Together with the president of the club, Vasilyev set a primary goal of qualifying for the UEFA Champions League and playing in the competition during the 2014–15 season.

Vasilyev also played a critical role in the resolution of the protracted conflict between AS Monaco and the Ligue de Football Professionnel (LFP) over the fiscal status of the Principality of Monaco.
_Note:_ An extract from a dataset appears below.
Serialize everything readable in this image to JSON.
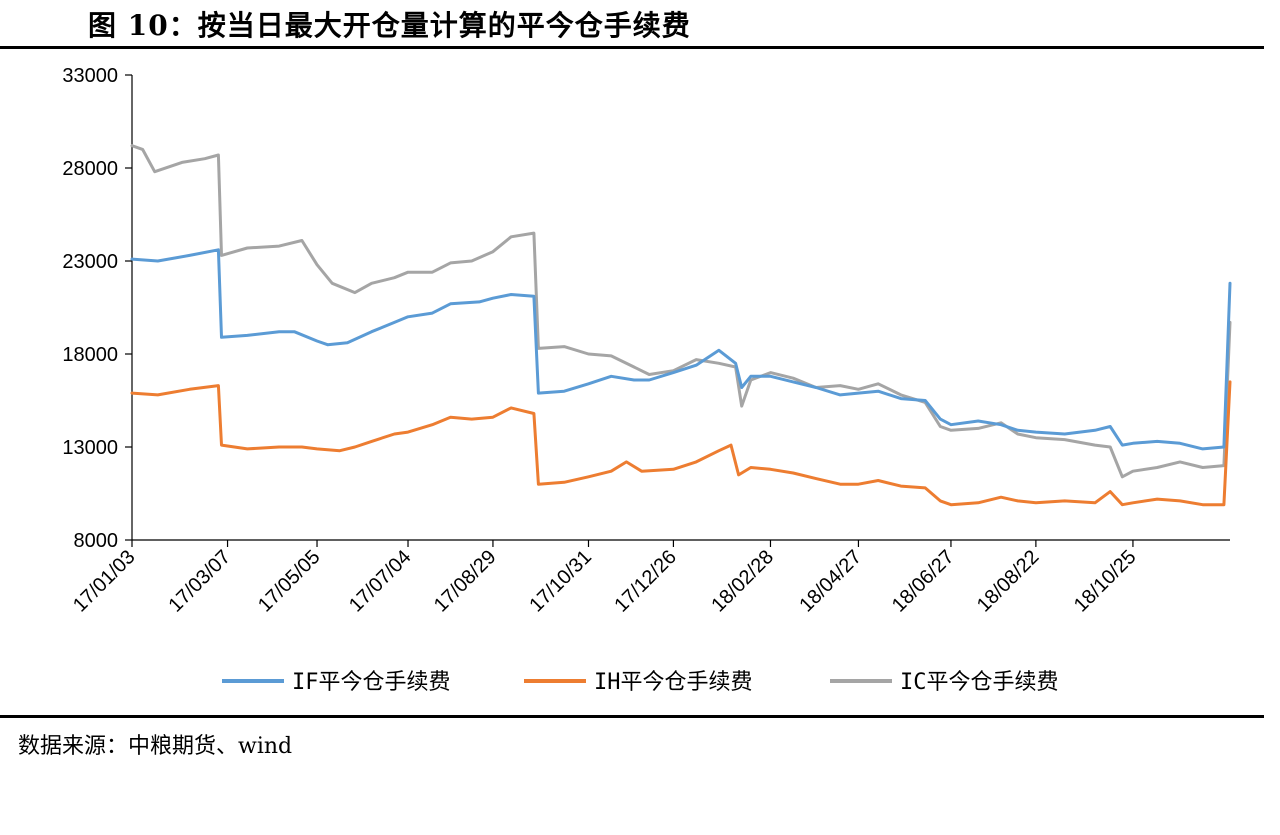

The dispute was finally resolved in July 2015. During the dispute, Vasilyev consistently promoted a message of unity across French football, suggesting that the game in France overall can benefit greatly from the development of Monaco and the influx of new and exciting talent to the League. He said at the time, "Most important is that French Football will benefit a lot from AS Monaco FC. We are adversaries only on the pitch, after we need to work together to improve the level of the league. That’s our goal."

The 2015 summer transfer window was an extraordinary time for Monaco in terms of the number of transfers agreed and the profit made from them. Transfers in and out include Monaco, to 31 August 2015, include:

| Departures | Arrivals |
|---|---|
| Anthony Martial (Manchester United) – €80M | Ivan Cavaleiro (Benfica) – €15M |
| Geoffrey Kondogbia (Inter Milan) – €42M | Adama Traoré (Lille) – €14M |
| Aymen Abdennour (Valencia) – €30M | Rony Lopes (Manchester City) – €10M |
| Layvin Kurzawa (PSG) – €24M | Guido Carrillo (Estudiantes) – €9M |
| Yannick Carrasco (Atlético Madrid) – €20M | Boschilia (São Paulo) – €9M |
| Radamel Falcao (Chelsea, loan) – €10M | Allan Saint-Maximin (Saint-Étienne) – €5M |
| Lucas Ocampos (Marseille) – €7M | Thomas Lemar (Caen) – €4M |
| Nicolas Isimat-Mirin (PSV) – €3M | Corentin Jean (Troyes) – €4M |
|  | Farès Bahlouli (Lyon) – €3M |
| Total departures: €216,000,000 | Total arrivals: €73,000,000 |

"Whether it is Luis Campos, Nicolas Holveсk or Vadim Vasilyev – the vice-president of the club [Monaco] and negotiator number one when it comes to talking about money. He is very smart and educated, he always demonstrates perfect behavior and great knowledge," said Jean-Michel Vandamme, the director of Ligue 1 club Lille who negotiated the deal of Adama Traoré to Monaco.

In an interview with FranceFootball.fr, Vasilyev spoke about the sports policy of Monaco, numerous transfers of players during the summer transfer window and the ambitions of club owner Dmitry Rybolovlev.

At the beginning of 2016, Monaco appointed Claude Makélélé as technical director to assist Vasilyev as well as work with manager Leonardo Jardim and his first-team squad. Upon being appointed, Makélélé said, "My meeting with Vadim Vasilyev was decisive in my decision to join AS Monaco and this project is based on the long term."

In January 2016, Monaco signed Brazilian defender Jemerson from Atlético Mineiro. The 23-year-old signed a five-year contract after the two clubs agreed a fee reported to be in the region of €10 million (£7.6 million). After the agreement was reached, Vasilyev said, "We are very proud to welcome Jemerson, a young Brazilian defender whom we have been tracking regularly. We have a lot of faith in him. He will have the opportunity to develop at AS Monaco, and we are sure he will soon be showing all of his qualities".

In February 2016, at the Globe Soccer Awards for the 2015–16 season, the best deal award made during the two FIFA football transfer windows was presented in Monte Carlo to Vasilyev.

Vasilyev commented on the award: "I am very happy, this prize rewards all the work done for the past three years. We always tried to have better financial performances with good sporting results. I am proud of our Champions League campaign last year, and also of this Ligue 1 season. I hope we will come back in Champions League next season while maintaining the economic stability of the club".

=== Sacking ===
Vasilyev was sacked by Monaco on 14 February 2019 as a result of their poor form in the 2018-19 Season. Club President Dmitry Rybolovlev justified his removal in a public statement, stating that "It's time for change," he said. "And these changes affect not only the workforce, but also the leaders. So I made a decision that is very hard for me – that of releasing Vadim as vice-president and general manager of the club."